Zur Behandlung von Kopflausbefall gibt es verschiedene Mittel, die auf unterschiedlichen Wirkstoffen und Wirkungsweisen beruhen. Alle amtlich zugelassenen Mittel gegen Kopfläuse wurden auf ihre Wirksamkeit hin untersucht.
Schon seit vielen Jahrzehnten werden zur Bekämpfung von Kopflausbefall Arzneimittel angewandt, die auf das Nervensystem der Läuse wirken. Sie enthalten Stoffe auf chemischer oder pflanzlicher Basis (Extrakt aus der Chrysanthemenblüte), welche bei den Läusen zu Lähmungen und schließlich zum Tod führen.

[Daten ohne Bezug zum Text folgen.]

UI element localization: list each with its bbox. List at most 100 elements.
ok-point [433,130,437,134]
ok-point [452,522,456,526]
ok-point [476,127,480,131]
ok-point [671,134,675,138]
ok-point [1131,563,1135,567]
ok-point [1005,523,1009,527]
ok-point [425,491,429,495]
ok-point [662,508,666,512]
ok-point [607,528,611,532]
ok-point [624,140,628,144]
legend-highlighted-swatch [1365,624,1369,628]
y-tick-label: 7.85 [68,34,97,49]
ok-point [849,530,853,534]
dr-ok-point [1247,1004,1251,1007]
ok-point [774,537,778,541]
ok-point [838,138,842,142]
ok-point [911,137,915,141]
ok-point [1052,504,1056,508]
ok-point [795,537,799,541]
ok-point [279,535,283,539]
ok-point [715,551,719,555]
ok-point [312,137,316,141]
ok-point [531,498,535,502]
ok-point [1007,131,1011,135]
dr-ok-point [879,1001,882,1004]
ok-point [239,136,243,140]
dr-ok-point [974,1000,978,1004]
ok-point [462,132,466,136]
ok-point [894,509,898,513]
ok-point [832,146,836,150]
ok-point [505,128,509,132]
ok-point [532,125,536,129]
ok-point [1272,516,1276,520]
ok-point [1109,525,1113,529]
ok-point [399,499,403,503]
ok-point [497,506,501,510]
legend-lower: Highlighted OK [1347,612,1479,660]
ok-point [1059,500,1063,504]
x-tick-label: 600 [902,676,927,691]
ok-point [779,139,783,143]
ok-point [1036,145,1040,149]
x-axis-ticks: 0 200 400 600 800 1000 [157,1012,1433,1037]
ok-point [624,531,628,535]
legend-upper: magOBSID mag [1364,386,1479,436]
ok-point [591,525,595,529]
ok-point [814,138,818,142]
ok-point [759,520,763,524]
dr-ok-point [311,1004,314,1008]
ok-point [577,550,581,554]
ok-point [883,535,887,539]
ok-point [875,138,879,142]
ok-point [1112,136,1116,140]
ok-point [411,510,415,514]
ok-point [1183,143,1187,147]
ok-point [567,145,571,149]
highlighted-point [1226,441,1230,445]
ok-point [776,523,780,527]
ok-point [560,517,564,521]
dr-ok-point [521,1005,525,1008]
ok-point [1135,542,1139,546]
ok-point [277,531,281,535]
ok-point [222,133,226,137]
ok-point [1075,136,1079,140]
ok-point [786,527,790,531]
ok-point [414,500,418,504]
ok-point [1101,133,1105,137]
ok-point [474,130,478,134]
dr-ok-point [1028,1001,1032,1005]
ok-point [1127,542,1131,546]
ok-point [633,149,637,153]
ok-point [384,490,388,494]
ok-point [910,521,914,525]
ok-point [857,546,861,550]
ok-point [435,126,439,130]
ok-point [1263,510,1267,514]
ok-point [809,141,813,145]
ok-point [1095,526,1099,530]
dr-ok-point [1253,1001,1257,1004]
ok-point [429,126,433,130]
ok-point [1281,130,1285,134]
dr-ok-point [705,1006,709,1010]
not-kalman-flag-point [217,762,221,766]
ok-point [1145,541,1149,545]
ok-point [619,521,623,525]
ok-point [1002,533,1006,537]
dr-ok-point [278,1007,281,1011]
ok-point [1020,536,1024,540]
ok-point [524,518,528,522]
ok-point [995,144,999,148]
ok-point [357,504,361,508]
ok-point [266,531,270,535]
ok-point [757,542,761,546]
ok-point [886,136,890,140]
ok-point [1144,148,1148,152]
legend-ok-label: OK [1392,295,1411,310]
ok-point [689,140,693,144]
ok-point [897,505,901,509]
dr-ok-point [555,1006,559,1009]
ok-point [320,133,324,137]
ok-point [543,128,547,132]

In den letzten Jahren wurde eine ganze Reihe weiterer Wirkstoffe und Wirkungsweisen zur Tilgung von Kopflausbefall getestet, und zunehmend wurden neue Mittel entwickelt, die auf physikalischer Ebene wirken. Aufgrund ihrer Wirkungsweise werden diese Mittel nicht als Arzneimittel, sondern als Medizinprodukte bezeichnet. Aus dieser Gruppe sind in Deutschland verschiedene Mittel zugelassen, die auf der Basis von Dimeticon (einem dünnflüssigen Silikonöl) oder anderen Ölen wirken.
Die korrekte Anwendung des Läusemittels ist genauso entscheidend dafür, ob es zuverlässig wirkt oder nicht. Alle zugelassenen Arzneimittel und Medizinprodukte wurden auch auf ihre gesundheitliche Unbedenklichkeit hin geprüft.
Einige Beispiele für Läuseshampoos und ihre Inhaltsstoffe:
Wichtiger Hinweis: Das Bundesinstitut für Arzneimittel und Medizinprodukte (BfArM) warnt vor der leichten Entflammbarkeit einiger Kopflausmittel und der damit verbundenen Verbrennungsgefahr. Deshalb sollte man sich nach Auftragen des Mittels nicht in der Nähe von offenen Flammen oder starken Wärmequellen aufhalten.
Die Insektizide sollen bei regelrechter kutaner Anwendung kaum absorbiert werden. Laut Fachinformationen ist mit örtlichen Reaktionen wie Rötung, Juckreiz und Brennen zu rechnen.
Wichtige Hinweise zur Anwendung:
In folgenden Fällen sollten Sie ärztlichen Rat einholen:
Besucht ein betroffenes Kind eine Gemeinschaftseinrichtung, sind die Eltern verpflichtet, den Befall mitzuteilen. Nach einer durchgeführten Behandlung mit einem zugelassenen Mittel darf das Kind die Einrichtung wieder besuchen.
Hier ist eine Zusammenfassung der wichtigsten Aspekte bei der Behandlung von Kopfläusen:
| Aspekt | Beschreibung |
|---|---|
| Wirkstoffe | Pyrethrine, Pyrethroide, Kokosöl, Dimeticon |
| Anwendung | Gebrauchsanweisung beachten, Haare gut durchfeuchten, Einwirkzeit einhalten |
| Nachbehandlung | Nissen auskämmen, bei Bedarf Behandlung wiederholen |
| Vorsichtsmaßnahmen | Entflammbarkeit beachten, ärztlichen Rat bei speziellen Situationen einholen |
Es ist wichtig, die richtige Anwendung des gewählten Läusemittels zu beachten und bei Bedarf ärztlichen Rat einzuholen. Nur so kann ein effektiver und sicherer Behandlungserfolg gewährleistet werden.